Techniques for Use in the E-Learning Advanced & Tutoring System (ELATS)

A BWI Learning Instruments® presentation


XML/XSD Validation Tool

By François P. Briand


Requirements

For questions or comments, e-mail us:  

Any Windows version supporting .NET Framework 2.0. Only supports W3C XML schemas.

Download and unzip in directory of choice, no installation required,    Download ToolDownload Validation Tool
to uninstall, simply delete files.

The tool is made available free without any stated or implied warranties or responsibilities as to the results of its use.

Introduction

Simple XML Validator version 2.0 is implemented in VB.NET, it was motivated by the need for quickly checking the validity of our schemas and of our asset files against those schemas.
The original code (version 1.0) was created by Ben Kubicek, you can see the original article at this location.
This version has significant improvements: first it is updated for .NET Framework 2.0 and thus replaces the obsolete objects by the new ones (the new XmlReader and XmlSchemaSet classes as compared to the obsolete XmlValidatingReader class used in version 1.0), second it allows to validate any XML file against any schema from any location, third the results were made a little more complete and easy to use (however carefully read the important note at the end of the user's guide section).

User's Guide

Simple XML Validator can be use to validate XSD schemas or to validate XML file against a schema, all of which can be located in any directory.
The user interface is simple and intuitive, here is a screenshot of a completed validation:

Screenshot

Use the open dialogs to load the desired schema (XSD) file and XML file, the appropriate validation buttons will then become enabled.
To check a schema validity you only need to load the XSD file, however when checking the XML file the schema will also be checked for structural validity (CAUTION: this is different from being fully validated, for that use the Validate XSD option).

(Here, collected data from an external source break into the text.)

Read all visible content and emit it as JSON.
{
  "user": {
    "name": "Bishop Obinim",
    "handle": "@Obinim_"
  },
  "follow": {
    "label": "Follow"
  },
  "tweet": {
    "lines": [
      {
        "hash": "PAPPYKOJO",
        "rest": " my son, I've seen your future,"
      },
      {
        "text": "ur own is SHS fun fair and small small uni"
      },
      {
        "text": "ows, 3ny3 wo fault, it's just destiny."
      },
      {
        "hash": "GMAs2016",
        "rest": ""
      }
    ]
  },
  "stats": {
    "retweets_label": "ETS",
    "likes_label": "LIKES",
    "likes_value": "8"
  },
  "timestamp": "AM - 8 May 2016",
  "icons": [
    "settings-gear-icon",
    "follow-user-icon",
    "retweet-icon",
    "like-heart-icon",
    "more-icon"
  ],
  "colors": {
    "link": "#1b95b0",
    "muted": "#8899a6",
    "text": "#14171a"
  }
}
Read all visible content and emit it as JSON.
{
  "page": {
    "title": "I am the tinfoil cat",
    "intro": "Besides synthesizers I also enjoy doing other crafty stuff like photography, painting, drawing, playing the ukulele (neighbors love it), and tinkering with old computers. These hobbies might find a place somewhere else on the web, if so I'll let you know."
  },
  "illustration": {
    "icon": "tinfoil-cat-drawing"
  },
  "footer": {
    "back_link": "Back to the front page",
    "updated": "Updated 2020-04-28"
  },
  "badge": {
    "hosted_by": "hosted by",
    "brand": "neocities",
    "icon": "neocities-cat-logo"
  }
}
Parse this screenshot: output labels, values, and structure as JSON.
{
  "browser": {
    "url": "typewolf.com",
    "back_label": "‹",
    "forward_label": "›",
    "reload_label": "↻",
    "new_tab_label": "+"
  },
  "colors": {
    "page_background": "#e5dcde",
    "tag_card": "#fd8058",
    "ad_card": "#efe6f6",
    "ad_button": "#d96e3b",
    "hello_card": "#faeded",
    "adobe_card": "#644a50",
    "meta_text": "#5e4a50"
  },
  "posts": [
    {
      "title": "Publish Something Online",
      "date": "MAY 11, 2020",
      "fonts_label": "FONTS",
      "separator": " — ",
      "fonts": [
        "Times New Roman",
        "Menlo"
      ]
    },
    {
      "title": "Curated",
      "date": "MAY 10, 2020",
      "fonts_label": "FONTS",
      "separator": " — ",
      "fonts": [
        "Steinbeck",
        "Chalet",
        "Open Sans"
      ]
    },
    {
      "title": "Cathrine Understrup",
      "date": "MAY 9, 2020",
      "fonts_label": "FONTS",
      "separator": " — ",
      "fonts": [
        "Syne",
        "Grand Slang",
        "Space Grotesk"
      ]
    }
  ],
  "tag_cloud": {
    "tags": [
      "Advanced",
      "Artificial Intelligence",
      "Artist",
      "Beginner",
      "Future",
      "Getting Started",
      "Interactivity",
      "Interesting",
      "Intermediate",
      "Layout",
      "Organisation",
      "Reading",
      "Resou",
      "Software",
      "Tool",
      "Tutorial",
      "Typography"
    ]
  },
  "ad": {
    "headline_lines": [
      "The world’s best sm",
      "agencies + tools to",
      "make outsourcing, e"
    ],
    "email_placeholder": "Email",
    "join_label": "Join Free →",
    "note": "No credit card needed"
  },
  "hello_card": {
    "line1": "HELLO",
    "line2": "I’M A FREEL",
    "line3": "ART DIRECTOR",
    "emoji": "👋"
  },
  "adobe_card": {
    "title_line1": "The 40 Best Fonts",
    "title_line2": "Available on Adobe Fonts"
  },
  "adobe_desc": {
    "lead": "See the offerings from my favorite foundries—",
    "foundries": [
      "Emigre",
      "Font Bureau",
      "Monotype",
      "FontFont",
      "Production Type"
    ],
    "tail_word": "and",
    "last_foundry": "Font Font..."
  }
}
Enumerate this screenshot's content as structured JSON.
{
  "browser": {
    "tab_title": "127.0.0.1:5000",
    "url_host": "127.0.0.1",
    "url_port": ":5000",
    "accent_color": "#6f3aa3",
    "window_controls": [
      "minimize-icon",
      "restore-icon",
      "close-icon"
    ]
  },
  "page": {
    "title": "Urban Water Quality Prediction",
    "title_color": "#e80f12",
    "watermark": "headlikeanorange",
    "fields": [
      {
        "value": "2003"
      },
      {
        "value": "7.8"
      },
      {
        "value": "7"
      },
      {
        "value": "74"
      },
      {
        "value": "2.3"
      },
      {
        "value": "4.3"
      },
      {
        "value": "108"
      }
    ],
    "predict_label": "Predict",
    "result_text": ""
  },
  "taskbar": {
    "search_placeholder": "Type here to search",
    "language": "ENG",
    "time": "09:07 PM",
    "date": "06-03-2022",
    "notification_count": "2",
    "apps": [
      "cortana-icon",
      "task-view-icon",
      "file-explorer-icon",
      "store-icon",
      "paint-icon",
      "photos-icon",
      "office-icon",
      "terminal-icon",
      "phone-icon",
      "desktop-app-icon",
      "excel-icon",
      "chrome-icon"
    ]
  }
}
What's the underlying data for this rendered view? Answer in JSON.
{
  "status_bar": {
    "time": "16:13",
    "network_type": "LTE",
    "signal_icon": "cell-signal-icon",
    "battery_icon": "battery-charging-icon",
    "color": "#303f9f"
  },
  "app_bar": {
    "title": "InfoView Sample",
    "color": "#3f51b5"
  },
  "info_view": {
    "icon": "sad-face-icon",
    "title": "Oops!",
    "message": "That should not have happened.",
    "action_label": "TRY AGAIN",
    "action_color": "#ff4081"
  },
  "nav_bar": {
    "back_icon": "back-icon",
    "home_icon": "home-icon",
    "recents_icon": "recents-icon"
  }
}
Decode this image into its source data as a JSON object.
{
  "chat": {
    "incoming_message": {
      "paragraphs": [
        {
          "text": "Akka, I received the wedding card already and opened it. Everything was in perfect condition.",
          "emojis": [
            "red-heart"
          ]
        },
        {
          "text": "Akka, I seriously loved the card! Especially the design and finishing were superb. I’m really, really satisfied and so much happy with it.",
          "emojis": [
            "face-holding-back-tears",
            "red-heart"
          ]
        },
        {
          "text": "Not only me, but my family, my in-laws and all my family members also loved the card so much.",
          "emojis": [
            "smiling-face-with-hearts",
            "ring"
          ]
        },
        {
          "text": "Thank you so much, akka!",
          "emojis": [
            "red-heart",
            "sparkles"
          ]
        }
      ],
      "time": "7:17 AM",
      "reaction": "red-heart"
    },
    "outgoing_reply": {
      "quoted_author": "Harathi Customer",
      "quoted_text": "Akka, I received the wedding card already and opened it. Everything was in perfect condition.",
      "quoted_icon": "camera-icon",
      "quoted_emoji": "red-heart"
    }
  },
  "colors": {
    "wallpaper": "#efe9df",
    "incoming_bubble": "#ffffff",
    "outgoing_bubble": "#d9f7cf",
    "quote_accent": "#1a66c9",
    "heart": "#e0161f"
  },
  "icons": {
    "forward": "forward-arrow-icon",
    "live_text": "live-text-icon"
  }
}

The results window displays the time/date stamp, the files names and paths, the errors list and the final outcome.
Errors are numbered, then qualified (error or warning), next the error placement is given (line number, position within the line), then the element which causes the error (or in case of an attribute error, the "owner" element) and finally the error message.

IMPORTANT NOTE:
It is important to understand the results from the .NET Framework version 2.0 implementation as opposed to those from version 1.1 of the Framework. Let's suppose you have the following schema (only the relevant part is shown):

 <xs:element name="topic">
   <xs:complexType>
      <xs:sequence>
         <xs:element name="title" type="xs:string" />
         <xs:element name="abstract" type="bwi:abstract_type"></xs:element>
         <xs:element name="concept" type="bwi:concept_type"></xs:element>
      </xs:sequence>
      <xs:attribute name="id" type="xs:string" use="required" />
      <xs:attribute name="obj" type="xs:string" use="required" />
   </xs:complexType>
 </xs:element>

 <xs:complexType name="abstract_type">
   <xs:sequence>
      <xs:element name="monad" type="bwi:monad_type"></xs:element>
   </xs:sequence>
 </xs:complexType>


Since you did not state minOccurs and maxOccurs, you expect each element to appear once and once only in the correct sequence.

Let's assume you now want to validate the following XML (only the relevant fragment is shown):

 <topic id="IDAO5I1EIDAP5I1E">
   <title>
Introduction to Learning Objects</title>
   <abstract>
      <monad>
Of particular interest, is how encapsulation facilitates reuse.</monad>
      <monad>
Facilitating <g_term id="2">reuse</g_term> of IP is the central theme of this course.</monad>
      <monad>This will be the main idea for the remainder of this section.</monad>
   </abstract>
   <concept>
This is the concept for the course...</concept>
 </topic>


Since occurences of monad should only be one, it is pretty clear that the second and third occurences will not validate. Furthermore the element g_term is undefined in the schema. However what will appear as the result of the XmlReader class validation implementation is as follows:
Only the second monad will cause an exception, at that point the children of that second monad (g_term) and the third monad will be ignored and the reader will jump to the end tag of abstract, thus ignoring these other errors.
While one can discuss the logic followed by Microsoft for these particular objects, it does have a certain positive side: it unclutters the results and since that second monad is invalid why bother with its children or yet another invalid element after that.
However a major consequence is that after fixing the first round of errors, validation should be ran again, thus catching subsequent errors which did not appear the first time. For example if we only suppress the second monad, the third one will become the second one and get caught in this new round of validation (the same it we had suppressed the first one, but then on top of that the g_term error would be caught.

The previous implementation would have listed all the errors as they occured, those interested in this behavior can use the (compiled) version of the tool by Ben Kubicek (note that this version has significant restrictions as to the placement of the XSD file).